それ自体はどうでもいい。どうせ捨てる羽目になった世界だ。巻き込まれていようがいまいがどーだっていい。
それ以上に問題なのは事の巨大さだ。
王族に神話として紡ぐように言っていたとはいえそんな高尚なお話が一般市民の俺達の耳に入っているわけも無し。半端な情報で足を踏み入れたら死に場所だったなんて洒落にするには度が過ぎてる。
……それともサリアンス王は神話を詳細に聞いたら俺が断ると思って敢えて黙っていたんだろうか?
だとしたら侮られたものだ。意地でもシャルを置いてきてから旅に出ていたぐらいで断ったりしなかったのに。
「フィルオーヌ、話は理解できたよ。さっきも言ったようにとんでもない事だ。考えを改めるよ」
「……と、言いますと?」
「俺は魔王を倒すんじゃなくて、魔王を抹消するために尽力する。倒すなんて考えが甘かった。それだけじゃこの問題は終わらない」
「そう、だね。うん、そうだと思う。そんな危ない相手、放っておいたらダメだよ」
今更シャルを帰すのはきっと無理だ。だとしたら俺は彼女と力を合わせて魔王を抹消するために戦うしかなくなる。
幸い俺にはそれだけの力があるはずだ。どんな事があっても護り抜けるように行動すればいい。
「……ありがとうございます。そう言っていただけて私はとても嬉しいです。…しかし」
決意を新たにし、これからどうするべきかを考えようとした矢先、フィルオーヌは少しだけ難しそうな顔をする。
そうしてほんの少し考えたように瞼を強く瞑ると、口を開いた。
「しかし、どうしてあなた達はそこまでしてくれるのでしょうか?確かに放っておいてしまえば世界は終焉を迎えます。けれどそれを回避するために戦う戦士はあなた達でなくても良いのもまた事実。少なくともあなた方だけに背負わせる責務ではありません」
とても言い難そうな面持ちでそう言葉にしたフィルオーヌはゆっくりと俺達を掌の上から胸の上に降ろすと左手を握り締める。
「いえ、これでは少々聞き方が遠回りになっていますね」
その左手は彼女の疑問と同時に開かれ椅子の肘置きに置かれた。
「率直に伺います。

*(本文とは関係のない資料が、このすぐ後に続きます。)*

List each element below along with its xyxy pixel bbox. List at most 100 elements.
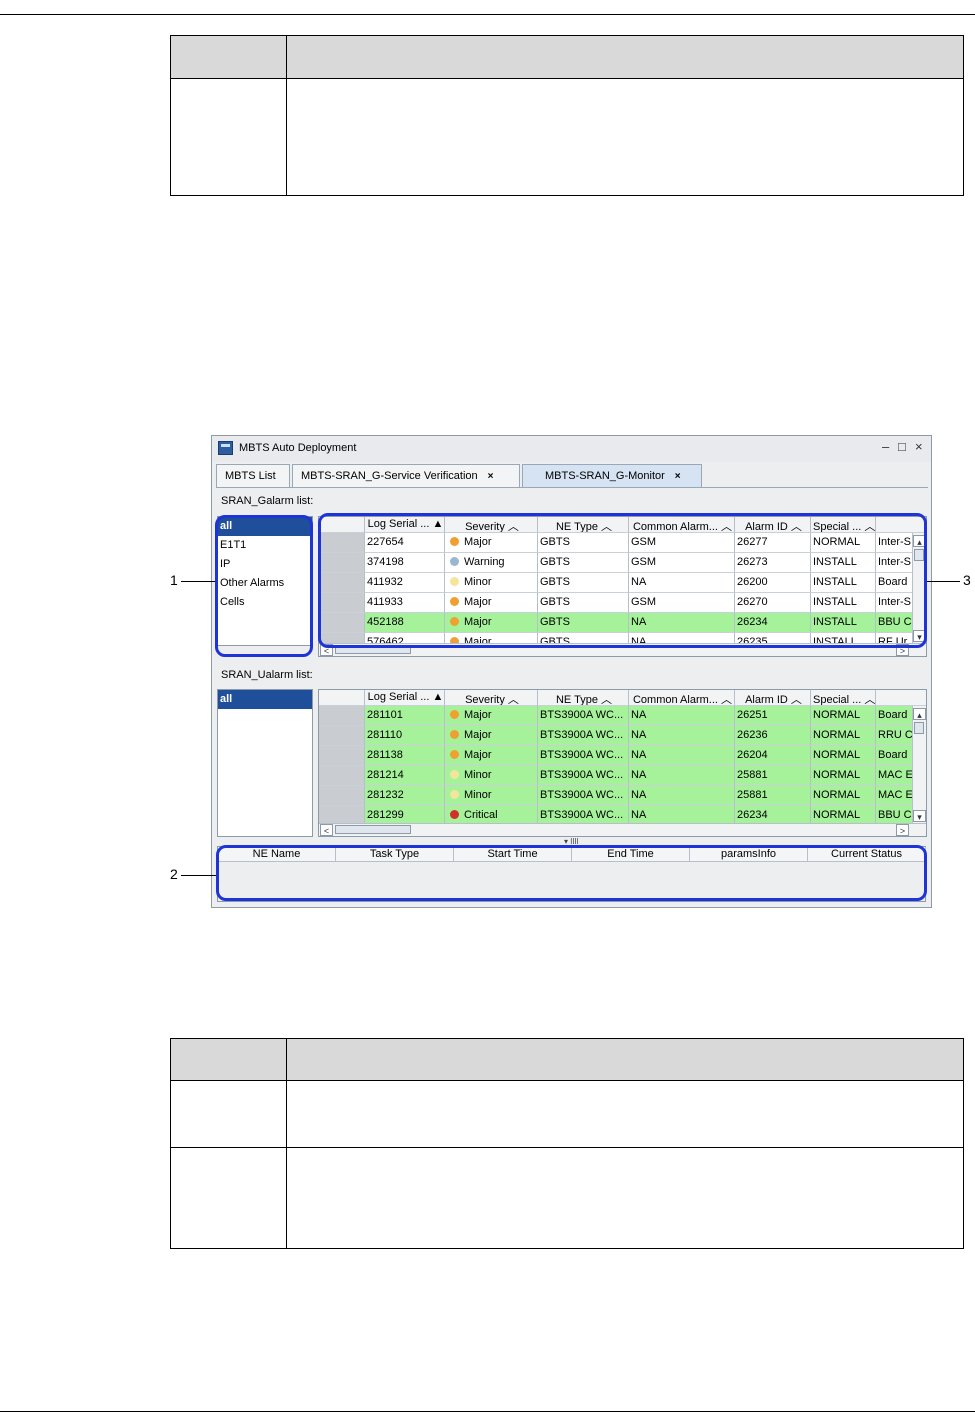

あなた達は何のために命を懸けられますか?私達の時とは違い今はまだ選択の余地も準備する余裕も若干ではありましょうが残されています。そしてそれはあなた方も御承知のはずです。それでもなお命を懸けられると断言できる理由は何ですか?」
「これから先、シャルが過ごす世界が平和であってほしいからだ」
示された疑問に俺は反射に近い感覚で返事をしていた。
余りの即答ぶりに自分でも少し驚いた。だが隠すような事でもない。
俺が戦う理由は本当にそれだけだ。
「……それだけで命を懸けられると?」
俺以上の驚きを受けたフィルオーヌは小さく呼吸を整えてからそう問い直す。
その問いに当然頷いた。深く考えようが考えなかろうが答えは何一つ変わらない。
「俺は彼女に命を救われた。記憶が無くなっていた俺に生きる方法も教えてくれた。要は命の恩人なんだ。助けてくれた瞬間も、これから生きる上でも。ずっと。その恩返しに彼女に平和を提供したい。それが俺の命を懸ける理由だ」
「……シャルさん、貴女は?」
「……私は、リューンを助けたい。なんでって聞かれると、上手な理由は浮かばないけど…でも、命を懸けろって言われたら懸けられると思う。確信は無いけどね。でも、自信はあるよ」
「そうですか。……分かりました」
微かに頬を赤くしたシャルが答えるとフィルオーヌは静かに深呼吸をして左手を肘置きから動かし、俺達の近くまで持ってきてから手を開く。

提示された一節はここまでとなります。